タジマモーターコーポレーション(長野県大町市)は10月17日、同社創業者の田嶋伸博氏と同社自身に対する廃棄物処理法違反事件で、刑事第一審の無罪判決が確定したと発表した。
田嶋会長(当時)は、グループ会社の大町温泉観光の元代表と共謀し、同社運営の爺ガ岳スキー場内で廃棄物である木くず約41.8kgを焼却したとして、2022年12月に公訴された。長野地方裁判所松本支部は2023年10月17日、田嶋氏とタジマモーターコーポレーションに無罪判決を言い渡した。
「モンスター田嶋」の愛称で知られる田嶋氏は、ヒルクライムレースなどで活躍し、電気自動車普及協会(APEV)の代表理事も務める。タジマモーターコーポレーションは電気自動車の企画・設計・製造・販売を手掛けている。
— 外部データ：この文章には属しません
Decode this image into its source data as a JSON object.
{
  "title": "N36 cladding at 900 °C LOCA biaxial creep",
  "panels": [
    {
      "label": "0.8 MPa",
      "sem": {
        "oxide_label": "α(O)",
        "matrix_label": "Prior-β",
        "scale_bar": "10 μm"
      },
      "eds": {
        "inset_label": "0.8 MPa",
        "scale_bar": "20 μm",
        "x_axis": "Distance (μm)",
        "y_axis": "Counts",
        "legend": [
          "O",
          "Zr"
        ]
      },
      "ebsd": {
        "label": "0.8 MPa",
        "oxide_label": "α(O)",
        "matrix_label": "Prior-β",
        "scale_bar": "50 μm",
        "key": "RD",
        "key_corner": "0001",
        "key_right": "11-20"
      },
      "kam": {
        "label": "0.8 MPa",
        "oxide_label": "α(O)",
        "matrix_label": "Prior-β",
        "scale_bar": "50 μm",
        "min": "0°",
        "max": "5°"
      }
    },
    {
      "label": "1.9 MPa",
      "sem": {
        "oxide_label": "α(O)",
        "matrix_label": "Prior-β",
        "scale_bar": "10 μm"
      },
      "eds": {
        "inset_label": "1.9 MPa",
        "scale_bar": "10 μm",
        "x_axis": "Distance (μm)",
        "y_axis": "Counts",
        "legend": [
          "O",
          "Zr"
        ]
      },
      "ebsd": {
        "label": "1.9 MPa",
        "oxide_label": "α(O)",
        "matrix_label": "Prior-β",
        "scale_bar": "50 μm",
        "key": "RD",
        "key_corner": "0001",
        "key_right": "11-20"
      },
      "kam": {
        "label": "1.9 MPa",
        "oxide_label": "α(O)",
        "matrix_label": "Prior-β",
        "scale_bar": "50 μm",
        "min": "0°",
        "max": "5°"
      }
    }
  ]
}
田嶋氏は当初から共謀を否認し無罪を主張。ただし、廃棄物処理法への理解が不十分で木くず焼却を容認した可能性があるとして、同社の取締役を辞任している。なお、スキー場内に廃棄物を埋めて投棄した嫌疑では逮捕・勾留されたが、処分保留で釈放された。
タジマモーターコーポレーションは2020年から爺ガ岳スキー場の経営に参画。施設老朽化で安全性に問題があるため、同社が大町温泉観光に対応を求め、同社が建物を取り壊した。その際の廃棄物処理が問題視されていた。